How Autumn Reeser Turned Her Big Break on the O.C. Into a Lifelong Acting Career
The O.C. was four seasons of perfectly-quotable, still painfully relevant dialogue, but the best line of the show goes to Taylor Townsend, the lovably neurotic brown-noser. “We were never going to work anyway. He doesn’t even like cheese.”
In real life, actress Autumn Reeser is just as clever and candid. Since the iconic teen series, she’s starred in countless TV shows, acted in indie movies, and even wrote a book. In her words, here’s how she did it all (and how she came of age on camera).
What were you like as a teen? I went through two phases. In my early teens, I was shy because I was smaller and matured much later than my peers (to give you an idea, I didn’t lose my last baby tooth until I was 17 years old). So I decided to make a big effort to get involved in activities where the kids seemed to be confident and lively. I joined the show choir. I joined the cheerleading squad. I joined French club and chorus. Before the auditions, I would get terribly nervous. Eventually, I learned to persevere and work really hard to improve. By the end of high school I was head cheerleader, a singer, a dancer ,and on the homecoming court, so my confidence and physical skills improved greatly through my willingness to be brave and try again.
As an adult, what do you wish you could tell your teenage self now?
Don’t be afraid to experiment with your look and don’t worry so much about what other people may or may not be thinking about you—chances are high that they’re mainly thinking about themselves. Make space in your busy life to listen to the beat of your own heart and to hear your true desires.
How exactly did you get to where you are now, professionally?

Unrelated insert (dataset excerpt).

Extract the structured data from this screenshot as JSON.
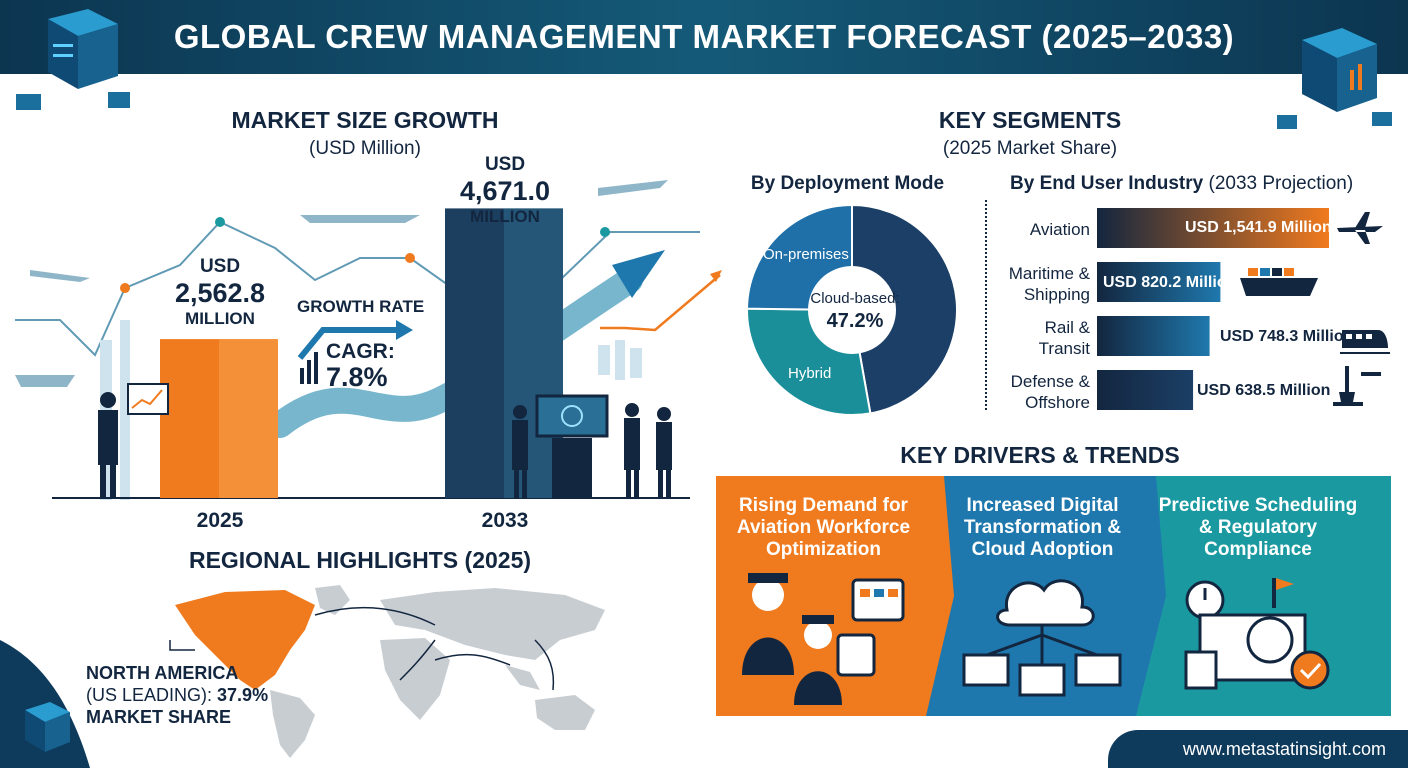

I wish I had taken better care of my soul in my twenties. It is so very easy (even more so now with social media) to get wrapped up in external accomplishments. Yes, you want to work hard, but in a balanced way. Work hard at your inner growth, too. Create space to reflect, to put your social media away, at least one day a month. If you can add in daily meditation, even better. I cannot stress enough how many metaphorical dead-end roads I would have saved myself from walking down, had I just created a bit more space in my life to listen to my body and my heart.
What work advice do you have for teens or for young people just starting out?
This is the time to be brave and the time to make mistakes. Take any and every opportunity afforded to you and don’t think too much about where it may lead, because sometimes careers are built out of happy accidents. Listen to your gut, not the endless chatter that our brain gives us about "what ifs." All that stuff is just noise. Your body and your heart know the right path for you; be brave enough to hear their call.
You really came of age on TV. What was that experience like, especially since you were a real-life teen starring as a teen?
Honestly, I was such a little professional, I didn’t feel like a teenager! By the time I was 24, I was living in a four-bedroom house with a career and a long-term boyfriend and a dog. I kept house and cooked every dinner from scratch. In a way, I feel like I’m actually living my "coming-of-age" now. I feel like the artist I was put here to be. I don’t know what’s coming next, and I finally have the freedom to get to know myself and discover who I really am and what contribution I’m meant to give to the world.
What's next for you? What are you excited about right now?
I have two projects I’m writing, and I recently worked with my friends to sell a script to Hallmark that I’ll be producing and starring in next year. Long-term, I would love to direct some projects and return to my theater performance roots, as well as living up to the kind of mother I want to be to my young sons.